Thousands of people are expected to line Boston Harbor later this month on the 250th anniversary of the Boston Tea Party to watch reenactors dump hundreds of pounds of tea, donated from all over the world, into the water as part of a “grand-scale” reenactment of the historic 1773 event.
On Dec. 16, 1773, the Sons of Liberty dumped more than 300 crates of tea from the British East India Company into the Boston Harbor to protest “taxation without representation” in British Parliament.
It was one of the first major acts of defiance against British rule and “changed the course of American history,” said Evan O’Brien, creative director at the Boston Tea Party Ships and Museum, which is hosting the Dec. 16 event.

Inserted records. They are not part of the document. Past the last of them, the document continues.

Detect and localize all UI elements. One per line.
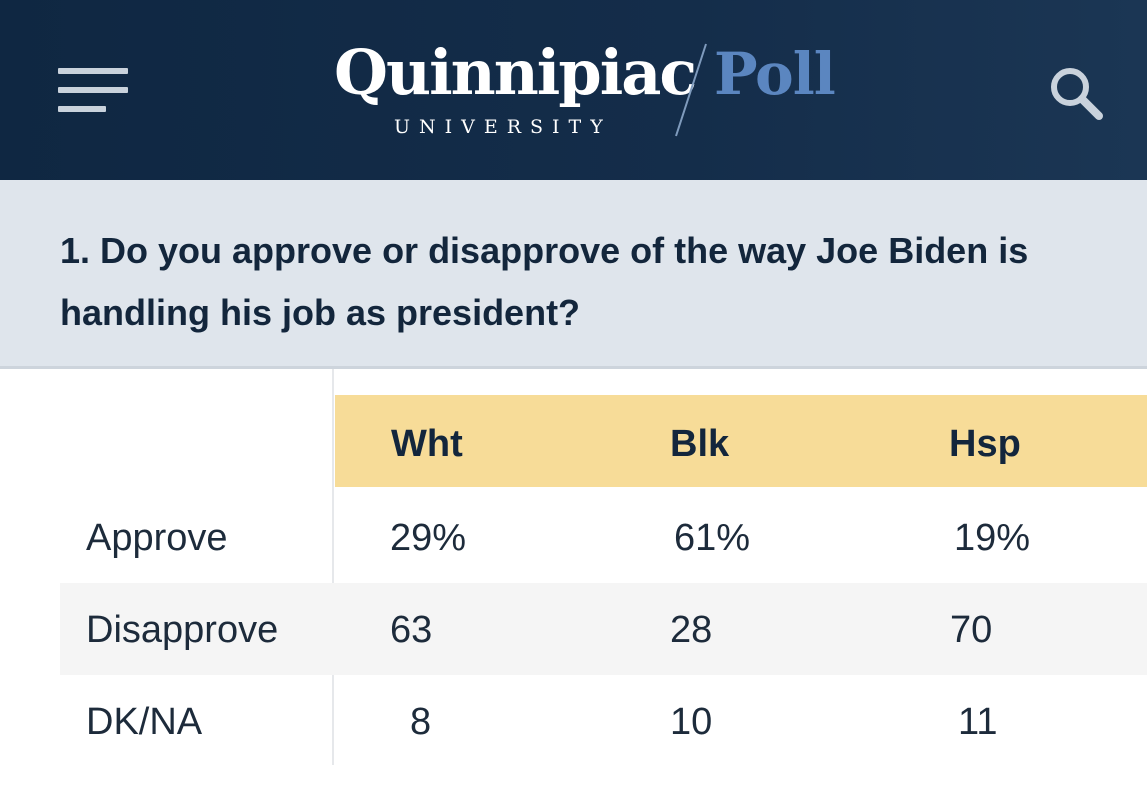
table-divider	[332, 369, 334, 765]
table-header-row: Wht Blk Hsp	[335, 395, 1147, 487]
table-cell: 19%	[954, 517, 1031, 559]
question-text: 1. Do you approve or disapprove of the w…	[60, 230, 1029, 333]
row-label: Approve	[86, 517, 228, 559]
search-icon[interactable]	[1046, 63, 1104, 121]
logo-poll: Poll	[714, 40, 836, 108]
row-label: DK/NA	[86, 701, 203, 743]
logo-name: Quinnipiac	[334, 36, 697, 109]
hamburger-menu-icon[interactable]	[58, 64, 128, 114]
column-header-hsp: Hsp	[949, 423, 1021, 465]
table-row-dk-na: DK/NA 8 10 11	[60, 675, 1147, 767]
table-row-disapprove: Disapprove 63 28 70	[60, 583, 1147, 675]
table-cell: 28	[670, 609, 713, 651]
site-header: Quinnipiac Poll UNIVERSITY	[0, 0, 1147, 180]
table-cell: 29%	[390, 517, 467, 559]
table-cell: 61%	[674, 517, 751, 559]
table-row-approve: Approve 29% 61% 19%	[60, 491, 1147, 583]
logo-university: UNIVERSITY	[394, 116, 612, 138]
column-header-wht: Wht	[391, 423, 463, 465]
table-cell: 11	[958, 701, 998, 743]
column-header-blk: Blk	[670, 423, 730, 465]
quinnipiac-poll-logo[interactable]: Quinnipiac Poll UNIVERSITY	[330, 36, 850, 146]
table-cell: 70	[950, 609, 993, 651]
table-cell: 8	[410, 701, 432, 743]
logo-slash-icon	[675, 43, 707, 137]
question-banner: 1. Do you approve or disapprove of the w…	[0, 180, 1147, 369]
table-cell: 10	[670, 701, 713, 743]
row-label: Disapprove	[86, 609, 279, 651]
table-cell: 63	[390, 609, 433, 651]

People from all over the world have sent tea to Boston to be dumped into the harbor, including 250 pounds from the British East India Company.
The museum has received 3,500 individual submissions of tea, and while most contain a small envelope, some groups, such as Daughters of the American Revolution, have sent recreated tea chests and other art projects.
“We’ve received handwritten letters with all kinds of personal reasons why people are contributing tea and it’s been very moving to see,” O’Brien said.
The loose-leaf tea that will be dumped in the water is biodegradable and has a similar impact to leaves falling from a tree, O’Brien said. Immediately after the reenactment, a team will be dispatched on boats into the channel to remove the chests and detritus from the production. “We’re taking environmental impact very seriously,” O’Brien said.
The event will begin at 4 p.m. at Faneuil Hall with a 90-minute presentation on how the protest unfolded and its aftermath. Tickets for inside the hall have sold out, but screens will be set up outside for additional viewers and the presentation will be streamed online.
At 6:15 p.m. at the Old South Meeting House, actors will reenact the “Meeting of the Body of the People” where 5,000 men gathered for a meeting about the tea tax. Tickets have sold out.
At 7:15 p.m., people will march from the Old South Meeting House to the Boston Harborwalk, encountering British redcoats in Post Office Square on the way.
Thousands are expected to join for the grand finale where actors will reenact the historic event by storming a brig and ship and destroying the tea chests. Limited bleacher seats will be available with additional standing room and an online stream.
O’Brien said the support from the public and the city has been “overwhelming,” and he is “excited to see all the hard work come to life.”